The Independent Inquiry Committee (IIC) investigating the Oil-for-Food Program in Iraq has cleared United Nations Sec.-Gen. Kofi Annan from wrongdoing in relation to money his son Kojo received from a program contractor. But it levels serious charges against the son, the contractor, and the UN’s response to disclosure of the payments.

The IIC’s second interim report focuses on dealings of the Swiss company Cotecna Inspection SA, which inspected Iraqi Oil-for-Food imports from December 1998 until the program ended in November 2003. Kojo Annan worked for Cotecna as an employee from late 1995 until early 1998-before Cotecna won the UN contract. After his employment ended, Kojo Annan received at least $2,500/month from Cotecna for consulting services through 1998 and under a no-compete agreement from January 1999 through February 2004, according to the report.

Conflict of interest

The conflict of interest here is obvious: The son of the UN secretary-general received a tidy stipend from a former employer that won a multimillion-dollar contract and subsequent renewals from the UN for work in Iraq. As both employee and consultant, Kojo Annan worked for Cotecna mostly on business in Nigeria, his mother’s birthplace. The interim report, however, cites instances in which he may have made inquiries about Cotecna work for the UN and in which Cotecna seems to have tried to capitalize on his relation to the UN chief. Kojo Annan and Cotecna officials say he didn’t try to develop UN business for the firm. The interim report further alleges that after a Jan. 24, 1999, article in the Sunday Telegraph of London disclosed Kojo Annan’s link with Cotecna, the firm took steps to hide its payments to the young man.

The IIC found no evidence that Kofi Annan influenced the 1998 selection of Cotecna to replace Lloyd’s Register Inspection Ltd. in the Oil-for-Food contract. But the UN, says the report, deviated from its normal procurement procedures in two ways: It didn’t require Cotecna to complete a questionnaire and submit a financial statement. And it failed to consider a Swiss criminal investigation into allegations of payments by Cotecna to secure an inspection contract in Pakistan.

The IIC reports no evidence that the UN chief even knew that his son’s former employer had submitted a bid for the Iraqi work. According to the report, he learned of the connection just before the Sunday Telegraph article appeared. He then ordered an inquiry, which a day later reported that UN procurement officials didn’t know of Kojo Annan’s connection with Cotecna and that Kojo’s employment there had ended. The report calls the investigation, especially following disclosure of the investigation into Cotecna’s Pakistani dealings, inadequate. A full investigation probably would have precluded renewal of Cotecna’s Iraqi contract, it says.

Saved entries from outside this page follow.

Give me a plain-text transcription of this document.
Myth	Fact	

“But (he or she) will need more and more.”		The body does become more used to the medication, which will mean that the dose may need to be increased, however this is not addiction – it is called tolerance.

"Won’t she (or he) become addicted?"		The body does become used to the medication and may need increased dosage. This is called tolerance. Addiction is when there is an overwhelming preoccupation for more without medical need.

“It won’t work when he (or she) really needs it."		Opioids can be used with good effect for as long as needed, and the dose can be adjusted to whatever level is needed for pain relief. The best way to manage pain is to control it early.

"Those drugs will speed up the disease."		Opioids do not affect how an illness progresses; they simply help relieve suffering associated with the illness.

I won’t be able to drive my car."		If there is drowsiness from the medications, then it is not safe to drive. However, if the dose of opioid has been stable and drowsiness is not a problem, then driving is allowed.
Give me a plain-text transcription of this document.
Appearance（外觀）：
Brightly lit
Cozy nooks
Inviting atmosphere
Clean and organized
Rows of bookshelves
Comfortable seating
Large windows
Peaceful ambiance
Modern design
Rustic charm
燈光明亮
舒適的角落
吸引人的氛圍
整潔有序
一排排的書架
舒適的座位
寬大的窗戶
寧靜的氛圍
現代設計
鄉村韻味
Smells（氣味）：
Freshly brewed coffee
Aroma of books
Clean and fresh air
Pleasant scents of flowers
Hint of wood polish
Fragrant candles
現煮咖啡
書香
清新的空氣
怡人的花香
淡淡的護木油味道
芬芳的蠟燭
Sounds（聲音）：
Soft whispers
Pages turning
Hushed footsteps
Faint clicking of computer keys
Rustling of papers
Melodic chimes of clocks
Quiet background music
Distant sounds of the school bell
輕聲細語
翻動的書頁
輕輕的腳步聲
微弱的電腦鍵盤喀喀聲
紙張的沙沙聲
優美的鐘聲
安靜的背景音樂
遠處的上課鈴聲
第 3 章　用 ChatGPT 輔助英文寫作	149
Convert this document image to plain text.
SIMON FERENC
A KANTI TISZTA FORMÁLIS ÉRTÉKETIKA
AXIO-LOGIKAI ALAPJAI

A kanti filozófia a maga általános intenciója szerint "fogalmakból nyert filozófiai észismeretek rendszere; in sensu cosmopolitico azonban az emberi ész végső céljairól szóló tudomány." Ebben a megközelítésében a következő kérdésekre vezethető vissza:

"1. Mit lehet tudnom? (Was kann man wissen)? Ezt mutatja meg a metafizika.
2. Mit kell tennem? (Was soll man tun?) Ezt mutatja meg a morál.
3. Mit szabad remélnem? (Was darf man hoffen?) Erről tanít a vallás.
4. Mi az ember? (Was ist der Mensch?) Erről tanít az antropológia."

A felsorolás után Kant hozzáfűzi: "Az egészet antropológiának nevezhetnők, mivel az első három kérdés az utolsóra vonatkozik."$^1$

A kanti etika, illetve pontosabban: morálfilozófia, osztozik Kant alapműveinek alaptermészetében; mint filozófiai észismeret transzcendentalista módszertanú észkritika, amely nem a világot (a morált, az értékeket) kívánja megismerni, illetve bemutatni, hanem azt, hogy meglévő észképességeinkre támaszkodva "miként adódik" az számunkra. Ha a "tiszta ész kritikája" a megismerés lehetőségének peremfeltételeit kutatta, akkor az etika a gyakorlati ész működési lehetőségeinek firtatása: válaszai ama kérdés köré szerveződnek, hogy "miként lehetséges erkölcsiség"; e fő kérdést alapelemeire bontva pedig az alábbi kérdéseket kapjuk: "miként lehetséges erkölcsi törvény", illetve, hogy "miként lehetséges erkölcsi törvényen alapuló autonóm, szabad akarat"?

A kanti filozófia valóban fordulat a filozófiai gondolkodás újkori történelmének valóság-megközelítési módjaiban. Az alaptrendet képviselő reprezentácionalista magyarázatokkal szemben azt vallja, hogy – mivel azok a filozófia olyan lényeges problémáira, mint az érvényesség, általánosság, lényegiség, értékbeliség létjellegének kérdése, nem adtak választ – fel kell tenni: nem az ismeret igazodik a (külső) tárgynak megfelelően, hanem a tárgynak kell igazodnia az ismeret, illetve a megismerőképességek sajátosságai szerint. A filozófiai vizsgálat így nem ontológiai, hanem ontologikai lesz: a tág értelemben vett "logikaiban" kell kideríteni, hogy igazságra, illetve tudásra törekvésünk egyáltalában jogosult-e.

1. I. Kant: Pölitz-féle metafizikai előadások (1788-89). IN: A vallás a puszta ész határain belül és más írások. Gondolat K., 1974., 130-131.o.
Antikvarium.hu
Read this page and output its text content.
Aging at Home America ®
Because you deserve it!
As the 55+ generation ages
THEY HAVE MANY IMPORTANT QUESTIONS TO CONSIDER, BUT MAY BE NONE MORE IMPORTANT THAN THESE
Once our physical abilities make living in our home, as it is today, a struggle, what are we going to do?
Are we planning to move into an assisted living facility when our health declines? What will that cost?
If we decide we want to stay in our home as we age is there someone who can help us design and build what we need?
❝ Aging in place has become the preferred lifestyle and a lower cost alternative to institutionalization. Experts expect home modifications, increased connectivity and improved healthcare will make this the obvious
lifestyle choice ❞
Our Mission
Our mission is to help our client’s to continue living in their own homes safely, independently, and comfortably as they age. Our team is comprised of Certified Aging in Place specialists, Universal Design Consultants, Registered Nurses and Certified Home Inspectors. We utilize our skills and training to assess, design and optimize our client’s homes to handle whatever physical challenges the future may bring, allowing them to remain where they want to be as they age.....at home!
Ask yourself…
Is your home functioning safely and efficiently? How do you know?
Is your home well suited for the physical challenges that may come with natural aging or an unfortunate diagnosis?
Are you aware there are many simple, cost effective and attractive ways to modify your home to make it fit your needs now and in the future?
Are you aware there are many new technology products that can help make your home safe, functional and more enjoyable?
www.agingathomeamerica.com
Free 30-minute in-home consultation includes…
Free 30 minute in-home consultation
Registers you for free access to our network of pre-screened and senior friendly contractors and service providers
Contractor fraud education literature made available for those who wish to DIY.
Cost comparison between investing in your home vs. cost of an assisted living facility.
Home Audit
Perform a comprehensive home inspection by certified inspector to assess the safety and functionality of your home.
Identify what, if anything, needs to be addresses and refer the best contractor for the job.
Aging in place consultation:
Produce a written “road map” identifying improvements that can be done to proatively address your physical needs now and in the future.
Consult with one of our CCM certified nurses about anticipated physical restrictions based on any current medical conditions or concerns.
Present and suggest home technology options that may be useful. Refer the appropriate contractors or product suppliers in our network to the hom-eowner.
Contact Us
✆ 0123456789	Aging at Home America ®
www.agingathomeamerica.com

The IIC further alleges that Kojo Annan helped Cotecna conceal the payments he received from the firm after his formal employment ended and that he “intentionally deceived the secretary-general about this continuing financial relationship.” Kojo Annan, the report says, didn’t fully cooperate with the inquiry. “Significant questions remain about the actions of Kojo Annan during the fall of 1998 as well as about the integrity of Kojo Annan’s business and financial dealings with respect to the [Oil-for-Food] Program.” Investigation of those questions continues.

In other findings, the IIC faults a former aide to Kofi Annan for allowing documents relevant to the investigation to be destroyed. And it says another UN official improperly used Oil-for-Food funds to pay for a position unrelated to the program.

Allegations mount

It is, of course, the money Kojo Annan received from Cotecna while it was a UN contractor that looks worst in this report. But it and the lesser improprieties fit a pattern. The findings follow the IIC’s February allegations that the Oil-for-Food Program’s executive director, Benon Sevan, received payments from a company for which he arranged a profitable Iraqi oil deal (OGJ, Feb. 14, 2005, p. 17). The earlier report included other allegations of irregularities in the selection of contractors.

So detailed allegations continue to mount about the widely suspected corruption of the Oil-for-Food Program. In its new interim report, the IIC says its final report to the UN will “make recommendations for reforming the organization’s regulations and rules governing conflicts of interest.” Better late than never.